I testi sacri dell’Ebraismo sono: il Pentateuco (la legge che Dio aveva dettato
a Mosè), i libri dei Profeti (antichi e posteriori), ispirati da Dio, e altre
Scritture (sapienziali, storiche, ecc.), ritenute non ispirate direttamente da
Dio. A questi testi è stato aggiunto il Talmud, formato dalla Mishnah (la legge
orale), una raccolta di tradizioni sull’interpretazione della Legge, e dalla
Ghemara (un commento alla Mishnah). La Bibbia, in quanto ritenuta ispirata da
Dio, non può errare né ingannare; dunque, essa non può che assumere l’autorità
della verità in ogni sua parte. In realtà, l’immagine che la Bibbia dà di Dio è
negativa. Il Dio biblico è omicida, favorisce un solo popolo, purché sia a lui
servilmente obbediente, e lo incita a sterminare o ridurre in schiavitù altri
popoli. E’ un Dio dispotico, geloso, ingiusto, rancoroso, vendicativo, che
dichiara lecite le uccisioni da lui comandate, in opposizione alle leggi da lui
stesso decretate nel Decalogo. Questa figura negativa di Dio, che rispecchia
quello concepito nell’A.T., è stata accolta nel Corano, soprattutto nelle sure
medinesi. I testi sacri delle tre religioni monoteistiche (ebraismo,
cristianesimo, islamismo), giacché sono creduti di provenienza divina, si
considerano verità assolute, dogmatiche, valide in ogni tempo e luogo, prove
infallibili della rivelazione di Dio. Un solo errore o una sola falsità
riscontrabile nei suddetti sacri testi li renderebbe inattendibili. In realtà,
molti sono gli errori, le falsità, le divergenze, le contraddizioni, le
assurdità, le incoerenze, le inverosimiglianze e altre negatività in essi
riscontrabili, se letti con senso critico. Dunque, non paiono attendibili. Nel
dubbio, ognuno può ritenerli veri, per fede, o falsi, quindi non degni di fede.
Con quali
criteri furono scritti i tanti vangeli (canonici e apocrifi) e come fu
accertata l’attendibilità o falsità dei medesimi? Gli autori furono testimoni
oculari o riportarono altrui testimonianze e quali, quelle dei testimoni
oculari o quelle dedotte dalla tradizione orale? Quali prove o garanzie furono
addotte per avvalorare la veridicità delle narrazioni e dei presunti miracoli
operati da Gesù, che nulla scrisse di suo pugno? Quale certezza abbiamo che le
copie a noi pervenute siano fedeli ai perduti testi originali e che non abbiano
subito nel tempo interpolazioni o aggiunte? Quali sono i vangeli più autentici,
quelli dei cristiani giudaizzanti o quelli dei gentili convertiti? Mah! La
moderna critica testuale, il cui scopo è emendare il testo da errori, glosse e
difetti introdotti volontariamente o involontariamente da copisti e traduttori,
fino a che punto può garantire l’autenticità della copia in esame al testo
originale (sempreché questo si possa ritenere veridico in ogni sua parte)?

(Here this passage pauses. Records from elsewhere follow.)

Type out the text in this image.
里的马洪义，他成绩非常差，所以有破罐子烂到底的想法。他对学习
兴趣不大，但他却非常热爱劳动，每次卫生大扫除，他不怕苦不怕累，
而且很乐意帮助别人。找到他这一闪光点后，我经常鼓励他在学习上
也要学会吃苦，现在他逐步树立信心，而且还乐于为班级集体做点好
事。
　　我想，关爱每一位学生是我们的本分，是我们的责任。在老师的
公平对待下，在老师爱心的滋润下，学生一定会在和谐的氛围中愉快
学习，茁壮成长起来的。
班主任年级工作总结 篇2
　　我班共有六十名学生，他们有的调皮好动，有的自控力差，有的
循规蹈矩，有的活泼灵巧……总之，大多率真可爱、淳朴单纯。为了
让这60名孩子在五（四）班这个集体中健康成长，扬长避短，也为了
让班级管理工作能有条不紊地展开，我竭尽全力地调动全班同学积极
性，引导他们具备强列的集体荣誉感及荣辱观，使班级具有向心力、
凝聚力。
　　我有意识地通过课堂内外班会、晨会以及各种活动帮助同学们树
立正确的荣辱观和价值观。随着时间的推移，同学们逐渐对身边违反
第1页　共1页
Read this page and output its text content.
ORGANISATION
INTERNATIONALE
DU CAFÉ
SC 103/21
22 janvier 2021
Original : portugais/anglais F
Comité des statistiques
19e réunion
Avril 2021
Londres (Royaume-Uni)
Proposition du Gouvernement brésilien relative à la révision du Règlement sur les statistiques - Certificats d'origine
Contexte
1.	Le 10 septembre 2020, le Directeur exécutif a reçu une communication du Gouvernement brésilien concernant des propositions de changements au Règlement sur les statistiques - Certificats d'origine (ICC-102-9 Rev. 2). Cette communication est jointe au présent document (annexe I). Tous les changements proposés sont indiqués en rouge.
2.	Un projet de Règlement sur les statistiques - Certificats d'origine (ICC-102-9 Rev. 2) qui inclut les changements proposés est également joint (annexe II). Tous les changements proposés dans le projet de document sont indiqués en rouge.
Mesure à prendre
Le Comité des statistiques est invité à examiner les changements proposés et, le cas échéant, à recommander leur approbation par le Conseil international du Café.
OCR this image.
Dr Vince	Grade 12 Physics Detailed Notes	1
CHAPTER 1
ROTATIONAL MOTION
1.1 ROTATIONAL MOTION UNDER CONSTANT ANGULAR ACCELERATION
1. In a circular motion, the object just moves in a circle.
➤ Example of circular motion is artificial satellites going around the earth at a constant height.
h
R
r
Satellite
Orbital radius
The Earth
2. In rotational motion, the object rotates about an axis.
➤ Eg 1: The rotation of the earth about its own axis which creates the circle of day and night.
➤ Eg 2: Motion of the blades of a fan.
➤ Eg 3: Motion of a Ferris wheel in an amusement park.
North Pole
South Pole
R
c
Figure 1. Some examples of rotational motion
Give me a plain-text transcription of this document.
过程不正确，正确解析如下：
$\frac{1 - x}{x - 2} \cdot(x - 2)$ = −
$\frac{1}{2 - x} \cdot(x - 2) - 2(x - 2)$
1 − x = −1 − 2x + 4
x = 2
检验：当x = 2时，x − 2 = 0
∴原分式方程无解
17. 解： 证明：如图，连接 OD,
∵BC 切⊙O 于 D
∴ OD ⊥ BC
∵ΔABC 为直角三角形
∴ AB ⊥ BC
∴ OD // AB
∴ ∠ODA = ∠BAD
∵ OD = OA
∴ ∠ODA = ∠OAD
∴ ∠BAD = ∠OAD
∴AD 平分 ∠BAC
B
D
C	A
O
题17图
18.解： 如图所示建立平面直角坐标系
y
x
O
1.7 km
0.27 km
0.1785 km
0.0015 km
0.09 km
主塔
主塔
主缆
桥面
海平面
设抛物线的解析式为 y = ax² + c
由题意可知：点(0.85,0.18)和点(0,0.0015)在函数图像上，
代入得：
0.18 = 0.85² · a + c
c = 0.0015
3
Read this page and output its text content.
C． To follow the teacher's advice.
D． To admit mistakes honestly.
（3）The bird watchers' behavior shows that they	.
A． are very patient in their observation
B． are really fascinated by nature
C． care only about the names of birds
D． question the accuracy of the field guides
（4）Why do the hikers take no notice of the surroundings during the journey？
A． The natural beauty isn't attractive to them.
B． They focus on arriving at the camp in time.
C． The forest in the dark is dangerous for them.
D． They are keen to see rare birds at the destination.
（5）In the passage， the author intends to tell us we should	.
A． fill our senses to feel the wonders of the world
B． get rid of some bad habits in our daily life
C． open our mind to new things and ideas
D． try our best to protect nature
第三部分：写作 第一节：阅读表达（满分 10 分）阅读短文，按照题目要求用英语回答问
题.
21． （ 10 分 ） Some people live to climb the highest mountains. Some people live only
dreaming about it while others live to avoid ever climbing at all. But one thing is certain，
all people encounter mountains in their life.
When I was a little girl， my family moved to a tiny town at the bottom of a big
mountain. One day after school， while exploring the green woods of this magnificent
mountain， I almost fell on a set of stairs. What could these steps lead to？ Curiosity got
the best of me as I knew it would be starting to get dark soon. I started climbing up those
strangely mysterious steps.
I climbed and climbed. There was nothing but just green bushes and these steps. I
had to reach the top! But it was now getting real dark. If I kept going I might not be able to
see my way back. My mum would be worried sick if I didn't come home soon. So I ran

L’attuale testo delle Scritture è preferibile leggerlo con spirito critico per
quello che letteralmente dice e comprenderlo per quanto consente la nostra
intelligenza. Lasciamo alle speculazioni teologiche argomentare illazioni,
supposizioni, ipotesi per fortificare la fede dei credenti.
Il Concilio
Vaticano I, presieduto da Pio IX, aveva decretato l’infallibilità del papa e
aveva stabilito che sacri e canonici dovevano essere intesi i libri approvati come
tali dal Concilio di Trento, giacché autore di essi è Dio, che ha ispirato gli
scrittori e che ispira lo stesso papa quando parla “ex cathedra” (infallibilità
delle sue decisioni). Il Concilio di Trento, in verità, aveva santificato non i
testi originari, ma la traduzione in latino di san Gerolamo (c.d. Vulgata),
ritenuta ispirata da Dio al traduttore. Pio X con l’enciclica del 1907 condannò
la critica testuale, perché riteneva i testi sacri immutabili e intangibili in
conformità al credo tridentino. Già Pio IX tacciava i filologi come nemici
della divina rivelazione. Pio XII, invece, con l’enciclica del 1943, promosse
la critica testuale, contraddicendo i suoi predecessori e la loro presunta
infallibilità. I testi sacri, in realtà, come qualsiasi altro testo antico,
possono subire interpolazioni e corruzioni durante il lungo processo storico
della loro esistenza.
Il diritto e
l’eticità di uno Stato devono fondarsi sulla religione o essere indipendenti da
essa, che presume di conoscere la volontà di Dio? Su quale religione e su quale
Dio deve fondarsi l'eticità e il diritto, posto che ogni religione ha il suo
Dio? Il Gesù dei vangeli sembra voler indicare che vi siano due autorità e due
distinte competenze, quella terrena e quella celeste. Il cristianesimo ha
interpretato le parole messe in bocca a Gesù, ritenendo che la legge divina,
cioè la norma per accedere alla salvezza e alla vita eterna nel Regno di Dio,
sia superiore alla legge dello Stato, il cui scopo è limitato al governo della
vita terrena. Dunque, i doveri verso Dio, così come prescritti e garantiti
dalla Chiesa, sarebbero superiori ai doveri verso lo Stato. La legge morale
della religione cristiana, quindi, sarebbe superiore a quella derivante dalle
norme giuridiche dello Stato, perché l’una discenderebbe dalla volontà di Dio,
l’altra da quella deliberata dagli uomini. Ne consegue che il potere della
Chiesa dovrebbe essere superiore a quello dello Stato, che non può ostacolare i
doveri che il cristiano ha verso Dio né può limitare l’autorità della Chiesa in
merito all’interpretazione della volontà divina. L’autorità dello Stato,
quindi, dovrebbe essere subordinata a quella della Chiesa, che può o non
legittimare l’altro, secondo che la legge dello Stato sia o non conforme a
quella della Chiesa, la cui legittimazione, superiorità e sacralità
discenderebbero direttamente da Dio.